For any ladies that are considering taking the single man under their wing, we have some good news… and some bad news.
On a plus, the golden tonsilled songsmith is a fan of bush diving. However, he draws the line at “eating the booty”.
One out of two aint bad, eh ladies?
For more details about what Ed likes to do in the bedroom, listen to the full sensational conversation here.
Ginger Clam feels that the talented songbird still has a few tricks to learn so we plan to tie him up for a few weeks in Clam HQ and complete his education.

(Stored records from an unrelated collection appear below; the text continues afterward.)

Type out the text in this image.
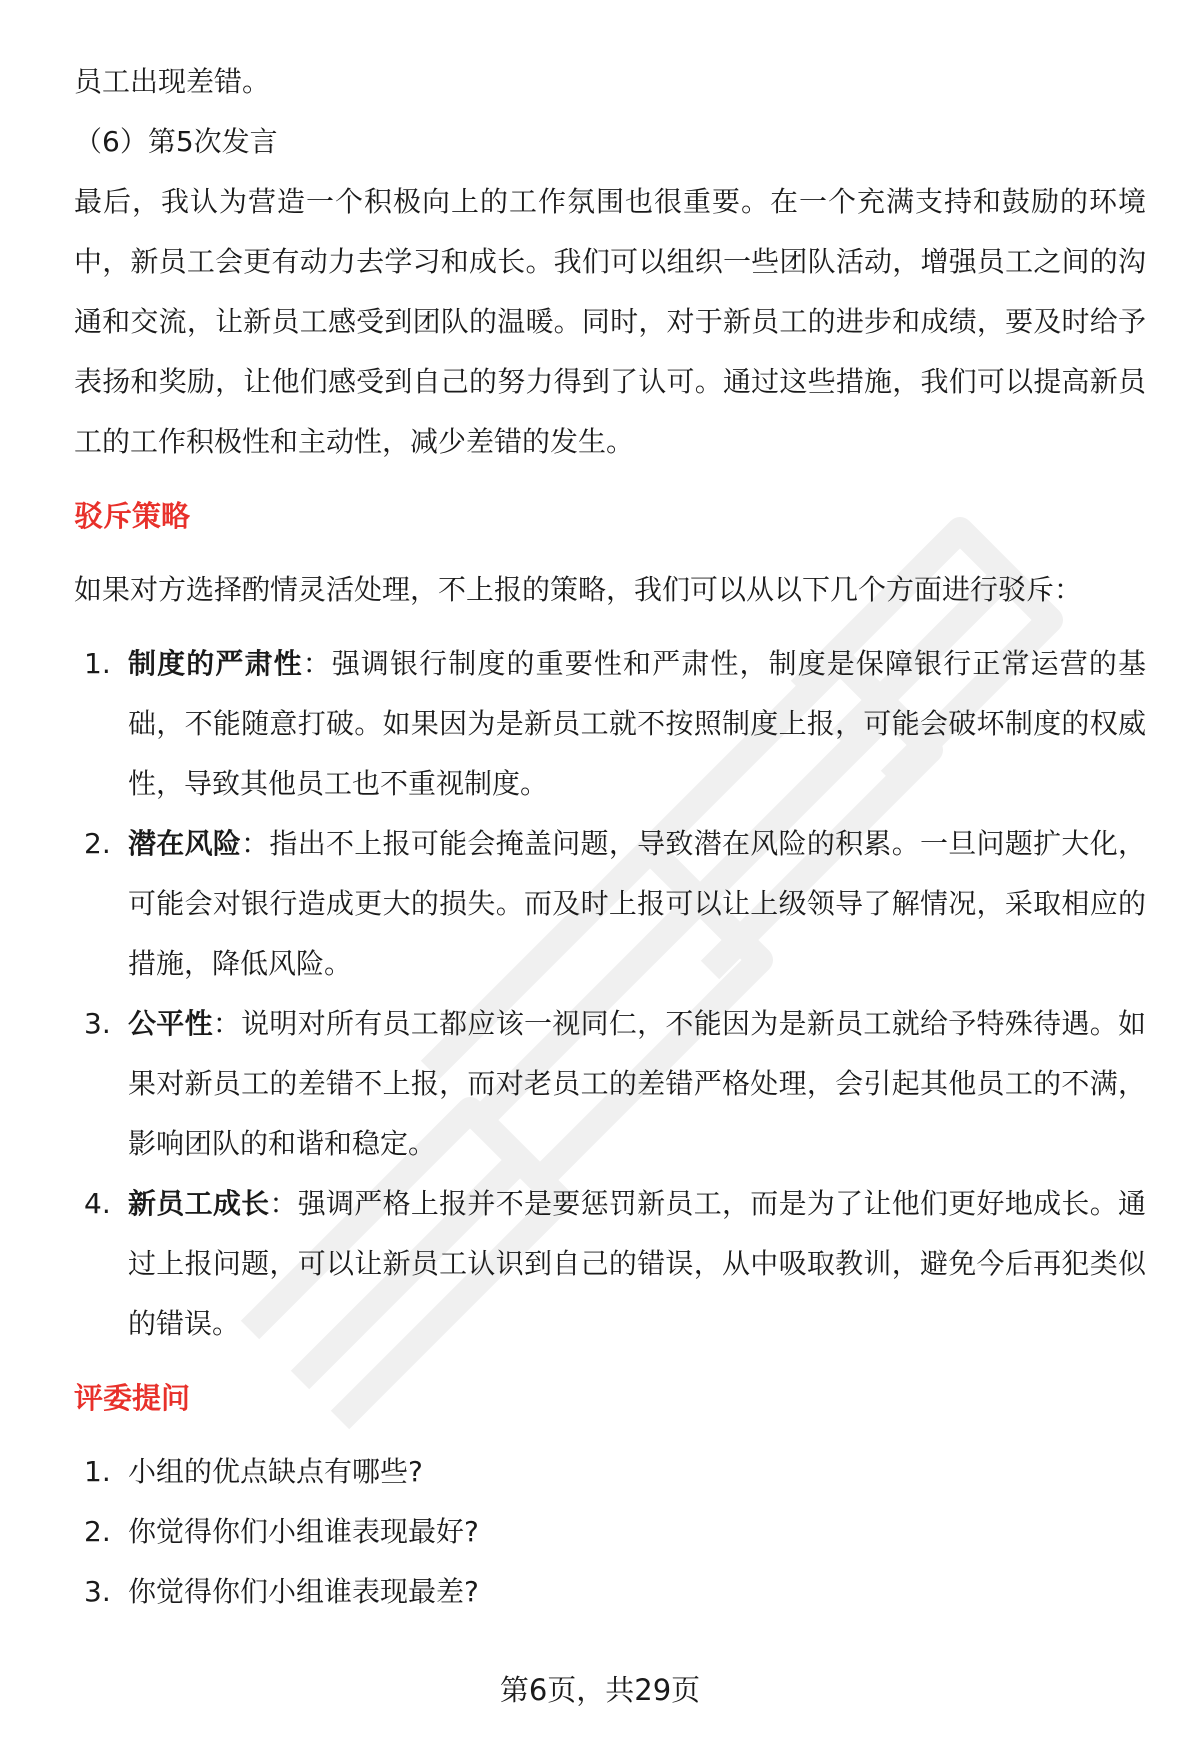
员工出现差错。

（6）第5次发言

最后，我认为营造一个积极向上的工作氛围也很重要。在一个充满支持和鼓励的环境中，新员工会更有动力去学习和成长。我们可以组织一些团队活动，增强员工之间的沟通和交流，让新员工感受到团队的温暖。同时，对于新员工的进步和成绩，要及时给予表扬和奖励，让他们感受到自己的努力得到了认可。通过这些措施，我们可以提高新员工的工作积极性和主动性，减少差错的发生。

驳斥策略

如果对方选择酌情灵活处理，不上报的策略，我们可以从以下几个方面进行驳斥：

1. 制度的严肃性：强调银行制度的重要性和严肃性，制度是保障银行正常运营的基础，不能随意打破。如果因为是新员工就不按照制度上报，可能会破坏制度的权威性，导致其他员工也不重视制度。
2. 潜在风险：指出不上报可能会掩盖问题，导致潜在风险的积累。一旦问题扩大化，可能会对银行造成更大的损失。而及时上报可以让上级领导了解情况，采取相应的措施，降低风险。
3. 公平性：说明对所有员工都应该一视同仁，不能因为是新员工就给予特殊待遇。如果对新员工的差错不上报，而对老员工的差错严格处理，会引起其他员工的不满，影响团队的和谐和稳定。
4. 新员工成长：强调严格上报并不是要惩罚新员工，而是为了让他们更好地成长。通过上报问题，可以让新员工认识到自己的错误，从中吸取教训，避免今后再犯类似的错误。
评委提问
1. 小组的优点缺点有哪些?
2. 你觉得你们小组谁表现最好?
3. 你觉得你们小组谁表现最差?
第6页，共29页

Meanwhile, any chance that Ed had of getting into long term ‘friend’ Taylor Swift’s lady garden seems to have been extinguished – thanks to her new beau Calvin Harris. Rumours had circulated for months that Sheeran and Swift were an item, but, alas it was not meant to be. Ed said:
“I don’t know [why it didn’t happen]. I met her professionally first, we were writing songs. I don’t know, I get along really well with her.”
The main problem? Her giraffe legs…
“Too tall,” Sheeran said. “I don’t know man, I feel like we look like cast members of The Hobbit.”
No chance, Ed. We know now you are definitely not a Lord of the Ring.